Treasury’s announcement of the designations contains this very interesting statement:

“Arms shipments transported by OMMC serve as a key resource for North Korea’s ongoing proliferation activities.  Sales from these shipments contribute to North Korea’s other illicit programs,” said Acting Under Secretary for Terrorism and Financial Intelligence Adam J. Szubin.  “We are working to make it as challenging as possible for North Korea to continue its unlawful behavior by actively targeting anyone or any business that supports these illicit arms transfers.”

I wonder whether Treasury bases this statement on specific financial intelligence about Pyongyang’s innermost financial circulatory system, or on the reasonable assumption that Bureau 39 profits from OMM’s arms shipments, and uses those proceeds to fund proliferation. Again, it’s a reasonable assumption, but why isn’t it equally reasonable to assume the same about the Kaesong Industrial Park?
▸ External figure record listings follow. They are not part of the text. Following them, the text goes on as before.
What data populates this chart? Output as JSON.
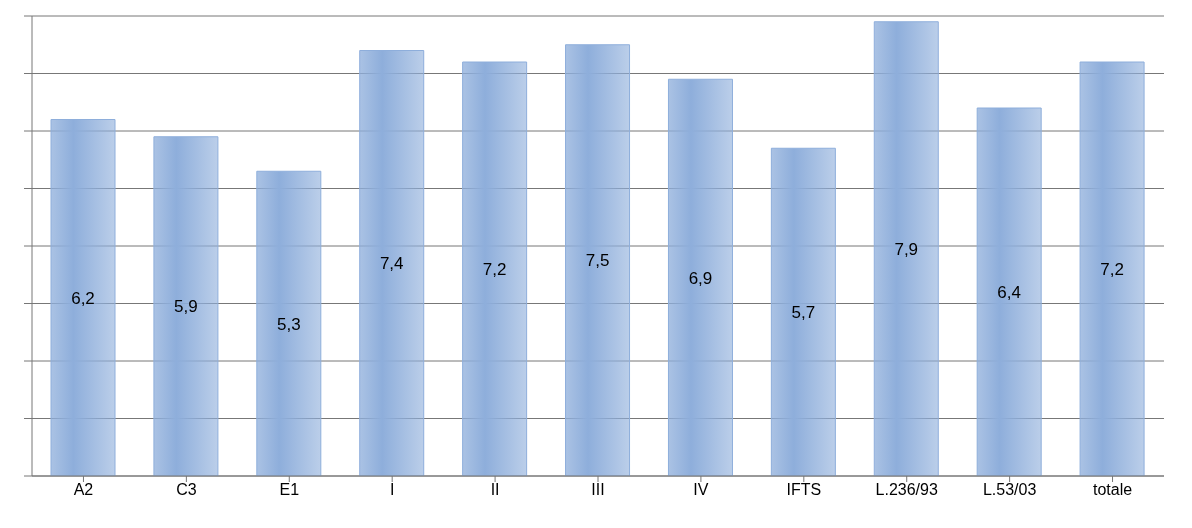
{
  "chart_data": {
    "type": "bar",
    "categories": [
      "A2",
      "C3",
      "E1",
      "I",
      "II",
      "III",
      "IV",
      "IFTS",
      "L.236/93",
      "L.53/03",
      "totale"
    ],
    "values": [
      6.2,
      5.9,
      5.3,
      7.4,
      7.2,
      7.5,
      6.9,
      5.7,
      7.9,
      6.4,
      7.2
    ],
    "value_labels": [
      "6,2",
      "5,9",
      "5,3",
      "7,4",
      "7,2",
      "7,5",
      "6,9",
      "5,7",
      "7,9",
      "6,4",
      "7,2"
    ],
    "color": "#8eaedb",
    "ylim": [
      0,
      8
    ],
    "yticks": [
      {
        "value": 0,
        "label": null
      },
      {
        "value": 1,
        "label": null
      },
      {
        "value": 2,
        "label": null
      },
      {
        "value": 3,
        "label": null
      },
      {
        "value": 4,
        "label": null
      },
      {
        "value": 5,
        "label": null
      },
      {
        "value": 6,
        "label": null
      },
      {
        "value": 7,
        "label": null
      },
      {
        "value": 8,
        "label": null
      }
    ],
    "grid": "y",
    "tick_labels": "x"
  }
}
If protecting South Korea from North Korean proliferation was the driving motivation for these resolutions, why is South Korea given a special dispensation to violate the sanctions that Singapore isn’t?

3 Responses

  1. Sorry to be (slightly) off-topic here; but you didn’t enable comments on the “U.N. must confront the political causes of North Korea’s food crisis” article.

    Is it worth pointing out that Zimbabwe’s leader was trained in Pyongyang? That country’s food issues are deliberate. And I believe the North’s are, too. “Shared suffering”, “Stockholm Syndrome”. I don’t know how to address it without a regime change and selfishly I want my friends and relatives in Seoul to live without a war.

  2. BTW, I know I come across as a bit of a troll; but I do greatly respect your website and your thorough analysis. Your questions reveal a lot of truth about the people who are supposed to be keeping us safe. Like (in this case) being afraid of or beholden to the PRC.